Godzilla vs. Hedorah (2021)

What’s that? Didn’t I already cover Godzilla vs. Hedorah back in July? Sure did. But this year we got quite a treat as part of Toho’s celebration of Godzilla Day on November 3rd, honoring 67 years of Godzilla, and Hedorah’s 50th anniversary. The event is essentially a merchandizing festival, but in addition some interesting hot sauces, Toho released a short film with actual suitmation featuring everyone’s favorite psychedelic induced fever dream of an anti-pollution allegory: Hedorah! Toho had put out an even shorter film last year that was kind of fun, but this one is much more involved. It’s been five years since the release of Shin Godzilla in 2016, and this a welcome little gem for fans of practical effects and suitmation. They apparently took it down from the official account, but luckily it’s been preserved by RickDaSquirrel over on Youtube, enjoy!

The video is directed by Kazuhiro Nakagawa, who did a couple episodes of Ultraman Z, some Godzilla video attractions at Universal Studios Japan, and was 2nd assistant director on Shin Godzilla. It features some great stock music from Akira Ifukube and Riichiro Manabe who did the original Hedorah. Naoya Matsumoto and Hikaru Yoshida play Godzilla and Hedorah respectively using suits out of storage from Godzilla: Final Wars (2004). The suits are still in pretty good condition, but at times, the advancements in high definition cameras don’t do them any favors.

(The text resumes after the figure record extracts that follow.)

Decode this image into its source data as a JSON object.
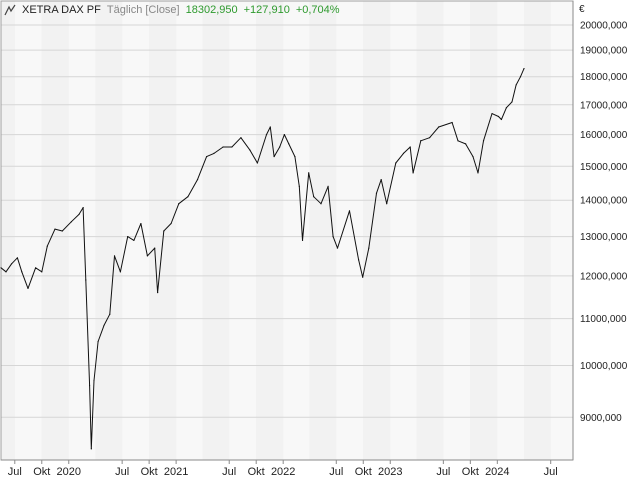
{
  "header": {
    "title": "XETRA DAX PF",
    "interval": "Täglich [Close]",
    "last": "18302,950",
    "change": "+127,910",
    "change_pct": "+0,704%",
    "up_color": "#2e9a2e"
  },
  "chart_data": {
    "type": "line",
    "currency": "€",
    "y_scale": "log",
    "ylim": [
      8250,
      21000
    ],
    "y_ticks": [
      9000,
      10000,
      11000,
      12000,
      13000,
      14000,
      15000,
      16000,
      17000,
      18000,
      19000,
      20000
    ],
    "y_tick_labels": [
      "9000,000",
      "10000,000",
      "11000,000",
      "12000,000",
      "13000,000",
      "14000,000",
      "15000,000",
      "16000,000",
      "17000,000",
      "18000,000",
      "19000,000",
      "20000,000"
    ],
    "xlim": [
      "2019-05-15",
      "2024-09-15"
    ],
    "x_ticks": [
      "2019-07-01",
      "2019-10-01",
      "2020-01-01",
      "2020-07-01",
      "2020-10-01",
      "2021-01-01",
      "2021-07-01",
      "2021-10-01",
      "2022-01-01",
      "2022-07-01",
      "2022-10-01",
      "2023-01-01",
      "2023-07-01",
      "2023-10-01",
      "2024-01-01",
      "2024-07-01"
    ],
    "x_tick_labels": [
      "Jul",
      "Okt",
      "2020",
      "Jul",
      "Okt",
      "2021",
      "Jul",
      "Okt",
      "2022",
      "Jul",
      "Okt",
      "2023",
      "Jul",
      "Okt",
      "2024",
      "Jul"
    ],
    "grid": true,
    "series": [
      {
        "x": [
          "2019-05-15",
          "2019-06-01",
          "2019-06-20",
          "2019-07-10",
          "2019-07-25",
          "2019-08-15",
          "2019-09-10",
          "2019-10-01",
          "2019-10-20",
          "2019-11-15",
          "2019-12-10",
          "2020-01-10",
          "2020-02-05",
          "2020-02-19",
          "2020-02-28",
          "2020-03-12",
          "2020-03-18",
          "2020-03-27",
          "2020-04-10",
          "2020-04-30",
          "2020-05-20",
          "2020-06-05",
          "2020-06-25",
          "2020-07-20",
          "2020-08-10",
          "2020-09-03",
          "2020-09-25",
          "2020-10-20",
          "2020-10-30",
          "2020-11-20",
          "2020-12-15",
          "2021-01-10",
          "2021-02-10",
          "2021-03-15",
          "2021-04-15",
          "2021-05-10",
          "2021-06-10",
          "2021-07-10",
          "2021-08-10",
          "2021-09-10",
          "2021-10-05",
          "2021-11-05",
          "2021-11-18",
          "2021-12-01",
          "2021-12-20",
          "2022-01-05",
          "2022-01-20",
          "2022-02-10",
          "2022-02-25",
          "2022-03-08",
          "2022-03-29",
          "2022-04-15",
          "2022-05-10",
          "2022-06-03",
          "2022-06-20",
          "2022-07-05",
          "2022-08-15",
          "2022-09-15",
          "2022-09-29",
          "2022-10-20",
          "2022-11-15",
          "2022-12-01",
          "2022-12-20",
          "2023-01-20",
          "2023-02-15",
          "2023-03-10",
          "2023-03-20",
          "2023-04-15",
          "2023-05-15",
          "2023-06-15",
          "2023-07-31",
          "2023-08-20",
          "2023-09-15",
          "2023-10-10",
          "2023-10-27",
          "2023-11-15",
          "2023-12-14",
          "2024-01-05",
          "2024-01-15",
          "2024-02-01",
          "2024-02-20",
          "2024-03-05",
          "2024-03-20",
          "2024-04-01"
        ],
        "y": [
          12200,
          12100,
          12300,
          12450,
          12100,
          11700,
          12200,
          12100,
          12750,
          13200,
          13150,
          13400,
          13600,
          13790,
          11900,
          9600,
          8440,
          9700,
          10500,
          10850,
          11100,
          12500,
          12100,
          13000,
          12900,
          13350,
          12500,
          12700,
          11600,
          13150,
          13350,
          13900,
          14100,
          14600,
          15300,
          15400,
          15600,
          15600,
          15900,
          15500,
          15100,
          16000,
          16250,
          15300,
          15600,
          16000,
          15700,
          15300,
          14400,
          12900,
          14800,
          14100,
          13900,
          14400,
          13000,
          12700,
          13700,
          12400,
          11970,
          12700,
          14200,
          14600,
          13900,
          15100,
          15400,
          15600,
          14800,
          15800,
          15900,
          16250,
          16400,
          15800,
          15700,
          15300,
          14800,
          15800,
          16700,
          16600,
          16500,
          16900,
          17100,
          17700,
          18000,
          18300
        ]
      }
    ]
  }
}
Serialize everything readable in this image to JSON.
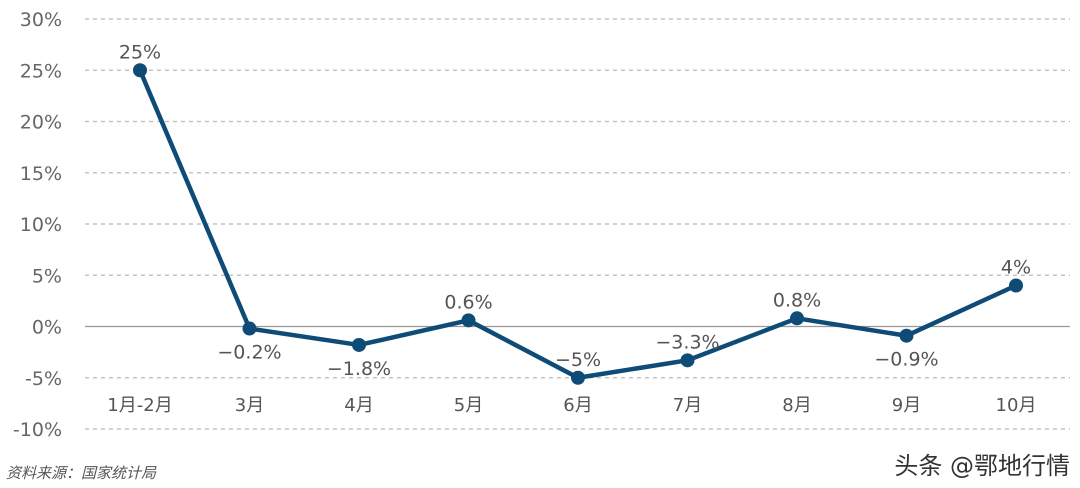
{
  "chart_data": {
    "type": "line",
    "categories": [
      "1月-2月",
      "3月",
      "4月",
      "5月",
      "6月",
      "7月",
      "8月",
      "9月",
      "10月"
    ],
    "series": [
      {
        "values": [
          25,
          -0.2,
          -1.8,
          0.6,
          -5,
          -3.3,
          0.8,
          -0.9,
          4
        ]
      }
    ],
    "data_labels": [
      "25%",
      "−0.2%",
      "−1.8%",
      "0.6%",
      "−5%",
      "−3.3%",
      "0.8%",
      "−0.9%",
      "4%"
    ],
    "y_ticks": [
      -10,
      -5,
      0,
      5,
      10,
      15,
      20,
      25,
      30
    ],
    "y_tick_labels": [
      "-10%",
      "-5%",
      "0%",
      "5%",
      "10%",
      "15%",
      "20%",
      "25%",
      "30%"
    ],
    "ylim": [
      -10,
      30
    ],
    "grid": "horizontal-dashed",
    "line_color": "#0e4c77",
    "title": "",
    "xlabel": "",
    "ylabel": ""
  },
  "source_note": "资料来源：国家统计局",
  "watermark": "头条 @鄂地行情"
}
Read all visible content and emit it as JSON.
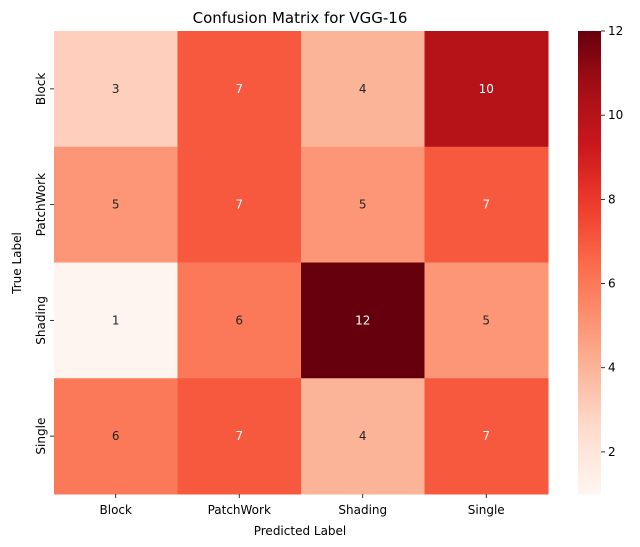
{
  "chart_data": {
    "type": "heatmap",
    "title": "Confusion Matrix for VGG-16",
    "xlabel": "Predicted Label",
    "ylabel": "True Label",
    "x_categories": [
      "Block",
      "PatchWork",
      "Shading",
      "Single"
    ],
    "y_categories": [
      "Block",
      "PatchWork",
      "Shading",
      "Single"
    ],
    "values": [
      [
        3,
        7,
        4,
        10
      ],
      [
        5,
        7,
        5,
        7
      ],
      [
        1,
        6,
        12,
        5
      ],
      [
        6,
        7,
        4,
        7
      ]
    ],
    "colorscale": "Reds",
    "vmin": 1,
    "vmax": 12,
    "colorbar_ticks": [
      2,
      4,
      6,
      8,
      10,
      12
    ],
    "annotations": true
  }
}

For fans of the original film, there’s a ton of callbacks. It opens with some beautiful flowers that get killed by Hedorah’s smog and slop, a reverse of the original’s smash cut from pollution to nature. Hedorah takes a massive toke off a smokestack like a bong, and the Manabe’s 60s music does well to establish the campiness of it all. Godzilla appears to the classic Ifukube thundering score, and switches up into a more modern industrial/rock track as the monsters clash. The direction and camerawork is inspired, doing a lot with what little they have. There’s some great super-low angle shots looking directly up similar to those that I enjoyed in Terror of Mechagodzilla, and a great shot when the fight rages on behind some buildings, obscuring most of the action except a vertical splash of toxic goop. They do this again with Godzilla’s atomic breath, and it really puts the viewer in the action, as if you’re nearby. Hedorah scars Godzilla’s eye before Godzilla blasts him and walks out during the sunset to goofy trumpets and then some psychedelic jamming over a liquid light show, all great callbacks to the original.

This is an amazingly fun little short that shows a ton of love for the source material. While it was originally reviled by producer Tomoyuki Tanaka, and audiences being split either loving or hating its oddball approach, I’m glad to see Hedorah getting so much love these many years later. You really wish Yoshimitsu Banno were still alive to see this; I get the feeling he really would have loved it. Banno was a one-and-done Godzilla director, but he wanted to do more, and really pushed for projects that would end up influencing the current Monsterverse films. RIP Banno, you won out in the end!